Apport des neurosciences à la psychiatrie clinique PDF

Boris Cyrulnik : stop ou encore ? Le journal Le Monde a récemment invité Boris Cyrulnik à donner apport des neurosciences à la psychiatrie clinique PDF avis d’expert sur le phénomène des CV mensongers.


Cet ouvrage collectif, coordonné par le Professeur Thibaut, fait le point sur les implications des découvertes récentes en neurosciences pour le praticien et pour son patient. Chacun des chapitres a été écrit par un ou des experts reconnus et présente de façon très pédagogique les données les plus actuelles dans chacun des domaines importants de la recherche en psychiatrie. La plupart des auteurs sont des personnalités françaises très impliquées dans l’Association Française de Psychiatrie Biologique et de Neuropsychopharmacologie au sein de laquelle elles coordonnent des recherches et des formations en psychiatrie. Il est autant destiné aux chercheurs en neurosciences ou en psychologie qu’aux internes et aux praticiens, psychiatres ou neurologues, ou encore aux étudiants en médecine.

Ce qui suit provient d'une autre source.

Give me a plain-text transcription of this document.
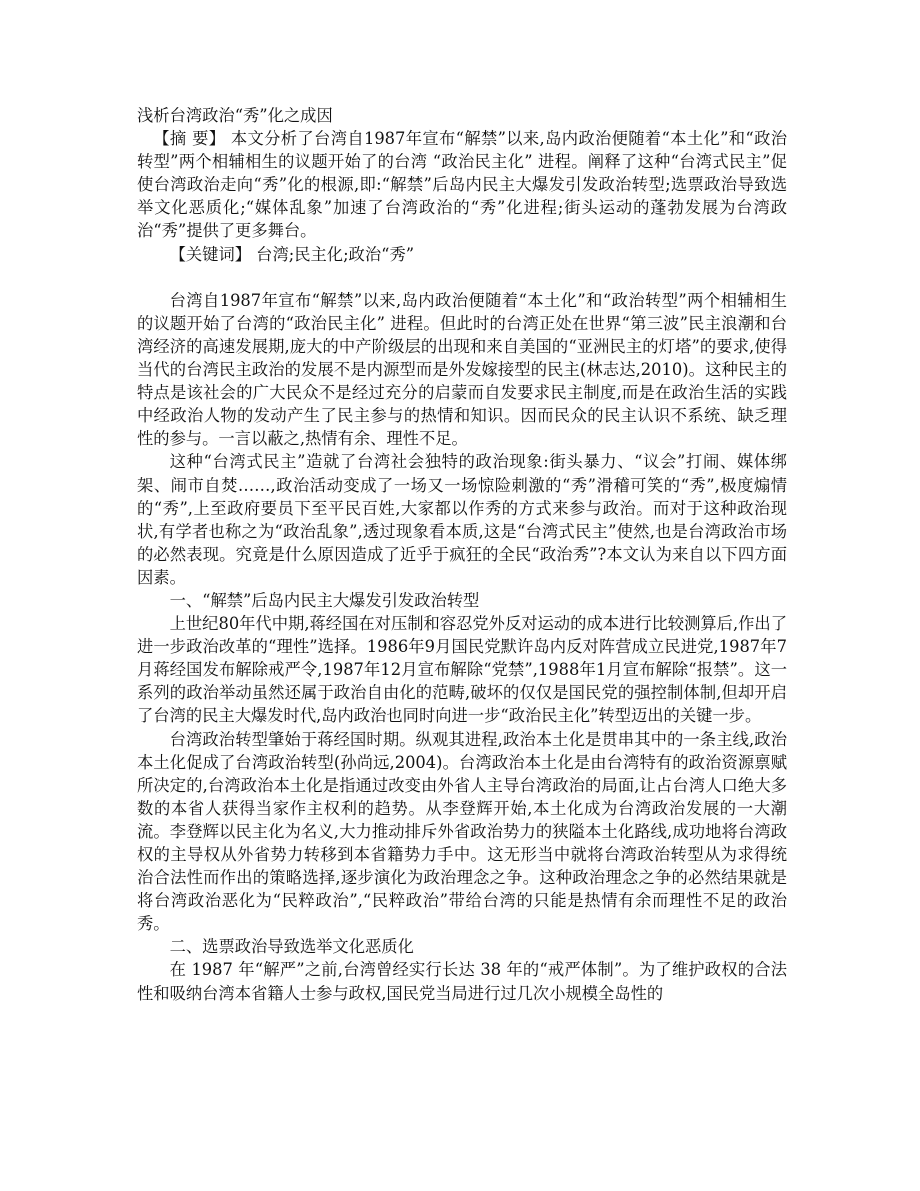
浅析台湾政治“秀”化之成因

【摘 要】 本文分析了台湾自1987年宣布“解禁”以来,岛内政治便随着“本土化”和“政治转型”两个相辅相生的议题开始了的台湾 “政治民主化” 进程。阐释了这种“台湾式民主”促使台湾政治走向“秀”化的根源,即:“解禁”后岛内民主大爆发引发政治转型;选票政治导致选举文化恶质化;“媒体乱象”加速了台湾政治的“秀”化进程;街头运动的蓬勃发展为台湾政治“秀”提供了更多舞台。

【关键词】 台湾;民主化;政治“秀”

台湾自1987年宣布“解禁”以来,岛内政治便随着“本土化”和“政治转型”两个相辅相生的议题开始了台湾的“政治民主化” 进程。但此时的台湾正处在世界“第三波”民主浪潮和台湾经济的高速发展期,庞大的中产阶级层的出现和来自美国的“亚洲民主的灯塔”的要求,使得当代的台湾民主政治的发展不是内源型而是外发嫁接型的民主(林志达,2010)。这种民主的特点是该社会的广大民众不是经过充分的启蒙而自发要求民主制度,而是在政治生活的实践中经政治人物的发动产生了民主参与的热情和知识。因而民众的民主认识不系统、缺乏理性的参与。一言以蔽之,热情有余、理性不足。

这种“台湾式民主”造就了台湾社会独特的政治现象:街头暴力、“议会”打闹、媒体绑架、闹市自焚……,政治活动变成了一场又一场惊险刺激的“秀”滑稽可笑的“秀”,极度煽情的“秀”,上至政府要员下至平民百姓,大家都以作秀的方式来参与政治。而对于这种政治现状,有学者也称之为“政治乱象”,透过现象看本质,这是“台湾式民主”使然,也是台湾政治市场的必然表现。究竟是什么原因造成了近乎于疯狂的全民“政治秀”?本文认为来自以下四方面因素。

一、“解禁”后岛内民主大爆发引发政治转型

上世纪80年代中期,蒋经国在对压制和容忍党外反对运动的成本进行比较测算后,作出了进一步政治改革的“理性”选择。1986年9月国民党默许岛内反对阵营成立民进党,1987年7月蒋经国发布解除戒严令,1987年12月宣布解除“党禁”,1988年1月宣布解除“报禁”。这一系列的政治举动虽然还属于政治自由化的范畴,破坏的仅仅是国民党的强控制体制,但却开启了台湾的民主大爆发时代,岛内政治也同时向进一步“政治民主化”转型迈出的关键一步。

台湾政治转型肇始于蒋经国时期。纵观其进程,政治本土化是贯串其中的一条主线,政治本土化促成了台湾政治转型(孙尚远,2004)。台湾政治本土化是由台湾特有的政治资源禀赋所决定的,台湾政治本土化是指通过改变由外省人主导台湾政治的局面,让占台湾人口绝大多数的本省人获得当家作主权利的趋势。从李登辉开始,本土化成为台湾政治发展的一大潮流。李登辉以民主化为名义,大力推动排斥外省政治势力的狭隘本土化路线,成功地将台湾政权的主导权从外省势力转移到本省籍势力手中。这无形当中就将台湾政治转型从为求得统治合法性而作出的策略选择,逐步演化为政治理念之争。这种政治理念之争的必然结果就是将台湾政治恶化为“民粹政治”,“民粹政治”带给台湾的只能是热情有余而理性不足的政治秀。

二、选票政治导致选举文化恶质化

在 1987 年“解严”之前,台湾曾经实行长达 38 年的“戒严体制”。为了维护政权的合法性和吸纳台湾本省籍人士参与政权,国民党当局进行过几次小规模全岛性的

Sa présentation très pédagogique le rend également accessible aux patients ainsi qu’à leurs familles.

Le mythomane est désespéré, quelque chose de douloureux lui est arrivé. Il éprouve de la honte, il se sent jugé par l’autre et veut briller. Alors il se montre à son avantage pour réparer une blessure narcissique, soit en racontant à l’autre une histoire merveilleuse qu’il attend, soit en rédigeant un CV miraculeux De nombreux mythomanes ont fait des carrières extraordinaires sur un leurre Mais ceux qui sont leurrés sont complices. Si divers éléments ont contribué à cette carrière extraordinaire, deux me paraissent essentiels. Le second élément qui me paraît essentiel est son CV miraculeux de praticien-chercheur à la fois neurologue, psychiatre, éthologue et psychanalyste, qui lui permet de jouer sur plusieurs tableaux. Les témoignages parallèles de journalistes ayant contribué à la construction de son aura médiatique, interrogés récemment à l’occasion de la promotion de son énième livre paru chez Odile Jacob, sont à cet égard significatifs : Il s’intéresse à tout. S’il s’avérait que le CV de Boris Cyrulnik soit trop miraculeux pour être vrai, il lui serait facile d’invoquer la complicité de la société.

Professeur à l’université de Toulon , neurologue, psychiatre, éthologue et psychanalyste , Ancien interne des Hôpitaux, Neurologie Paris, psychiatrie Marseille. Direction d’une cinquantaine de Thèses , Prix Jean Bernard : recherche médicale , Ethologue confirmé , et j’en passe. Le site web des éditions Odile Jacob aurait intérêt à mettre en avant tous ces marqueurs de légitimité scientifique. Il y est cependant présenté très sobrement, comme neuropsychiatre et directeur d’enseignement à l’université de Toulon , c’est tout. Serait-ce qu’en dehors de ce diplôme et de ce poste au contour flou, ce qui est mentionné dans les diverses sources citées ci-dessus n’est pas pertinent ? SOUS LES ETIQUETTES, DU BŒUF OU DU CHEVAL ? Il n’a pas été facile de démêler le vrai du faux, d’autant que Boris Cyrulnik a choisi de ne pas répondre à mes demandes d’entretien.

Un certain nombre d’éléments clairs sont néanmoins ressortis de mon enquête. Il est étonnant que nombre de journalistes, y compris dans des médias importants tels que Le Monde, Le Nouvel Observateur, Le Point ou encore L’Express, se soient obstinés pendant plus de 10 ans à le qualifier de père ou théoricien de la résilience. En effet, il n’a inventé ni ce concept, ni son appellation. S’il avait publié des recherches scientifiques ayant marqué ce domaine, on pourrait expliquer en partie la méprise et comprendre que par exemple, Le Nouvel Observateur l’ait en 2002 prétendu connu pour ses travaux sur la résilience.